Она выглядела так же, как и большинство российских станций, где останавливались ежедневно пригородные поезда: короткая бетонная платформа, лесенка с двух сторон, деревянный настил для перехода путей и будочка или навес, чтобы укрыться от зноя или снега. В какой-то момент железнодорожная фантазия исчерпалась, и называть их обычно стали не по имени ближайшей деревни (иногда, впрочем, никакой деревни и не было), а числительными — такой-то километр, так что пустая комбинация цифр приобретала вдруг для регулярных пассажиров особенное значение, налившись случайным отраженным светом. Строили их сразу на века, из кирпича и бетона, так что недолгое забвение ничем не грозило внешнему виду, но Никодим все равно удивился, что смотрится она так, как будто вот-вот к ней подойдет поезд.

Приблизившись, впрочем, он обнаружил, что кое-какие признаки запустения все-таки есть: во-первых (на это он обратил внимание сразу), рельсы были ржавые, то есть движение по этой линии действительно было прекращено. Кроме того, на станции отсутствовала вывеска с названием: с обеих сторон платформа была увенчана двумя проржавленными шестами, на которых, очевидно, прежде крепилась табличка, — и обе они были обломаны. Произошло это благодаря наивному деревенскому вандализму (который, между прочим, отступил перед весьма хлипко выглядящей — и при этом нетронутой — будочкой-укрытием) или, напротив, табличка была снята железнодорожным начальством при последнем рейсе, как полковое знамя, опускаемое в знак капитуляции, — было непонятно. Да, в общем, и не так важно было название: гораздо существеннее казалось понять, в какой стороне оставался Себеж.

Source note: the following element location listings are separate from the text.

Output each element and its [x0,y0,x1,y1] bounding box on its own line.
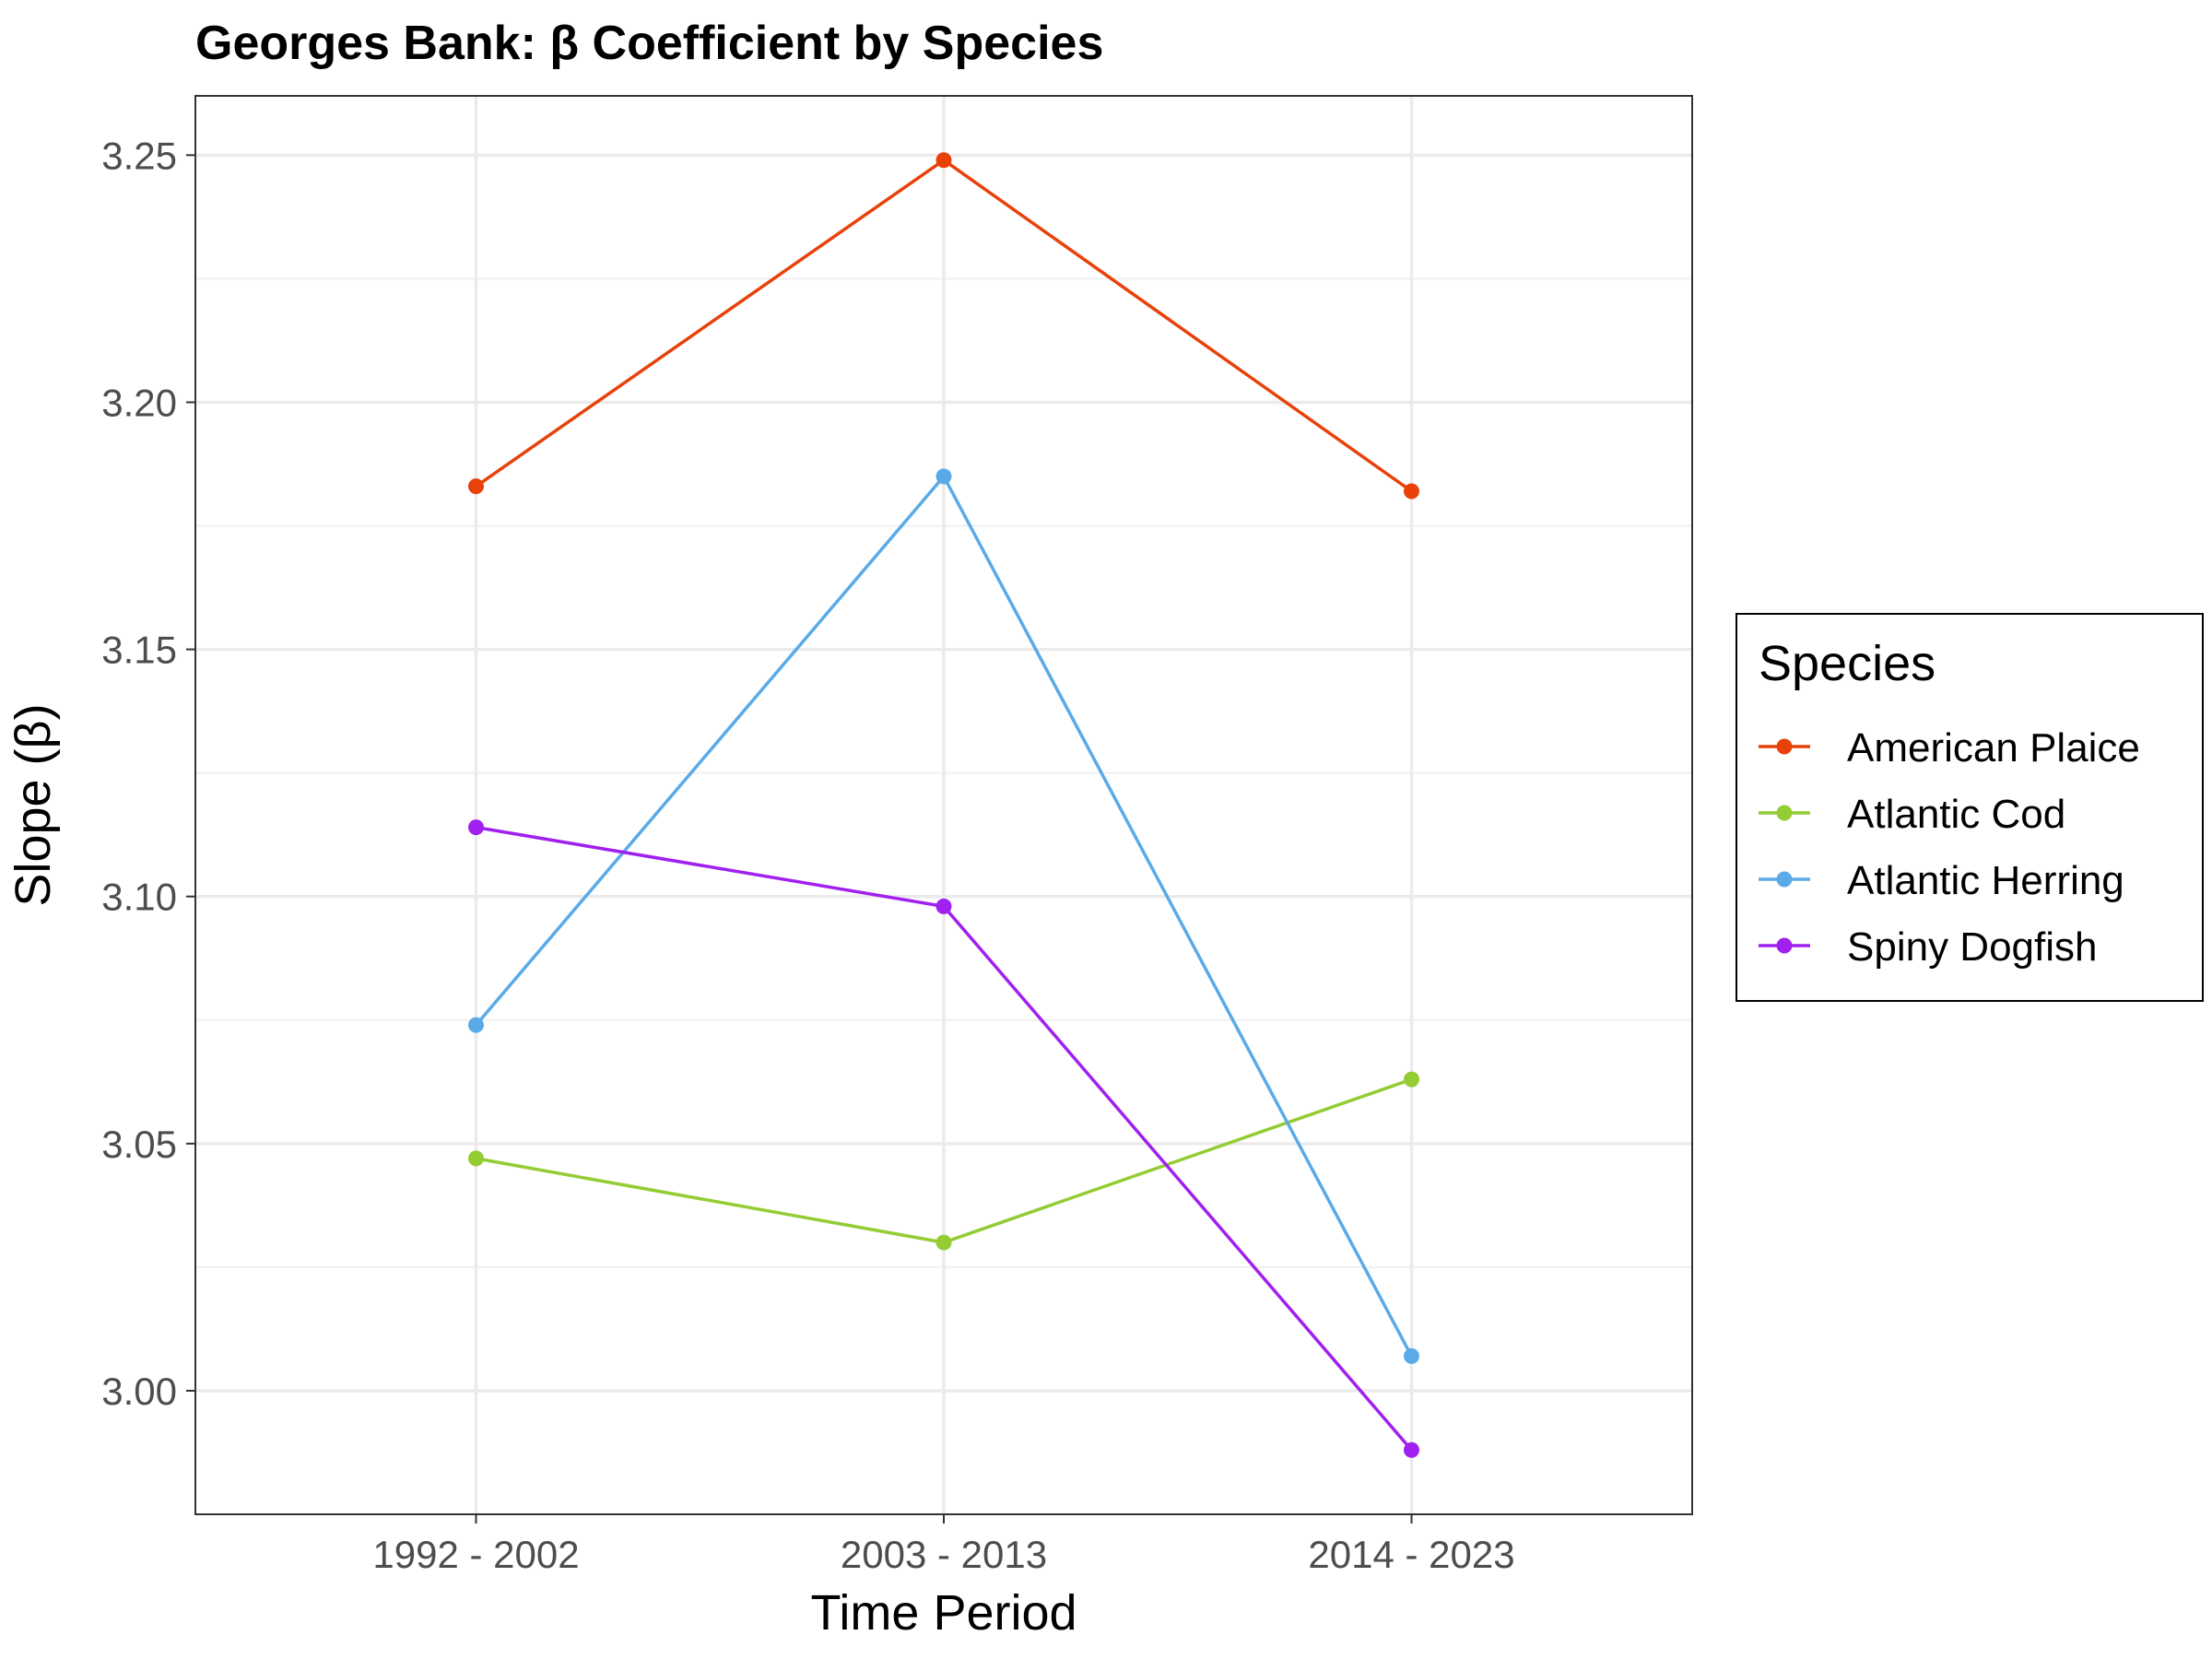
data-point-atlantic-cod [935,1234,952,1251]
legend-key-point [1776,805,1793,821]
series-spiny-dogfish [468,819,1419,1458]
legend-label: Atlantic Cod [1847,792,2065,837]
data-point-atlantic-herring [468,1017,484,1033]
data-point-atlantic-herring [935,468,952,485]
legend: Species American Plaice Atlantic Cod Atlan… [1735,613,2204,1002]
data-point-spiny-dogfish [468,819,484,836]
data-point-atlantic-herring [1404,1347,1419,1364]
chart-title: Georges Bank: β Coefficient by Species [195,17,1103,70]
series-layer [468,152,1419,1458]
data-point-american-plaice [935,152,952,169]
legend-label: Spiny Dogfish [1847,924,2097,970]
x-axis: 1992 - 2002 2003 - 2013 2014 - 2023 [372,1514,1515,1576]
series-atlantic-cod [468,1071,1419,1251]
legend-item-atlantic-cod: Atlantic Cod [1759,792,2065,837]
y-tick-label: 3.00 [101,1370,177,1413]
data-point-spiny-dogfish [935,898,952,914]
legend-items: American Plaice Atlantic Cod Atlantic Herr… [1759,725,2140,970]
data-point-atlantic-cod [468,1150,484,1167]
y-tick-label: 3.25 [101,134,177,177]
data-point-american-plaice [1404,483,1419,500]
x-tick-label: 1992 - 2002 [372,1533,579,1576]
series-atlantic-herring [468,468,1419,1364]
legend-item-atlantic-herring: Atlantic Herring [1759,858,2124,903]
grid [195,96,1692,1514]
legend-label: Atlantic Herring [1847,858,2124,903]
x-tick-label: 2014 - 2023 [1308,1533,1514,1576]
legend-item-spiny-dogfish: Spiny Dogfish [1759,924,2097,970]
data-point-american-plaice [468,478,484,495]
y-axis: 3.00 3.05 3.10 3.15 3.20 3.25 [101,134,195,1413]
y-tick-label: 3.15 [101,629,177,672]
y-tick-label: 3.10 [101,876,177,919]
series-american-plaice [468,152,1419,500]
legend-key-point [1776,738,1793,755]
y-axis-title: Slope (β) [6,703,61,906]
legend-key-point [1776,937,1793,954]
data-point-atlantic-cod [1404,1071,1419,1088]
legend-box [1735,613,2204,1002]
legend-label: American Plaice [1847,725,2140,771]
legend-item-american-plaice: American Plaice [1759,725,2140,771]
data-point-spiny-dogfish [1404,1441,1419,1458]
x-axis-title: Time Period [810,1585,1077,1641]
y-tick-label: 3.20 [101,381,177,424]
legend-title: Species [1759,636,1936,691]
y-tick-label: 3.05 [101,1123,177,1166]
legend-key-point [1776,871,1793,888]
x-tick-label: 2003 - 2013 [841,1533,1047,1576]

Переходя через рельсы, чтобы выйти на вторую платформу, Никодим отметил, что с той стороны к станции вела проселочная, заросшая, но при этом некогда несомненно проезжая дорога. Он вяло подумал, что неплохо было бы пройти по ней: скорее всего, она привела бы если и не к людям (новых встреч с аборигенами ему не слишком хотелось), то, может быть, к заброшенной какой-нибудь деревне, где нашелся бы и колодец: ему не столько хотелось пить, сколько умыться — еще со вчерашнего дня его угнетало чувство какой-то телесной липкости, тактильный эквивалент того скверного ощущения, когда долго слушаешь речи глупых самовлюбленных людей в комнате, где накурено. Хотя погоню, конечно, нельзя было исключать (вряд ли он отошел от Шестопалихи больше чем на десяток километров), отчего-то ему казалось, что по мере удаления от деревни должно было уменьшаться и рвение преследователей, как будто его непонятно в чем состоявший проступок бледнел и выветривался в зависимости от расстояния. Но, с другой стороны, колодец, а то и река могли (и даже должны были) попасться ему и по пути к Себежу. Он сомневался, что дойдет туда за день, но, с другой стороны, сама мысль о ночевке в лесу (которая еще несколько дней назад заставила бы его паниковать) казалась ему досадной, но не пугающей.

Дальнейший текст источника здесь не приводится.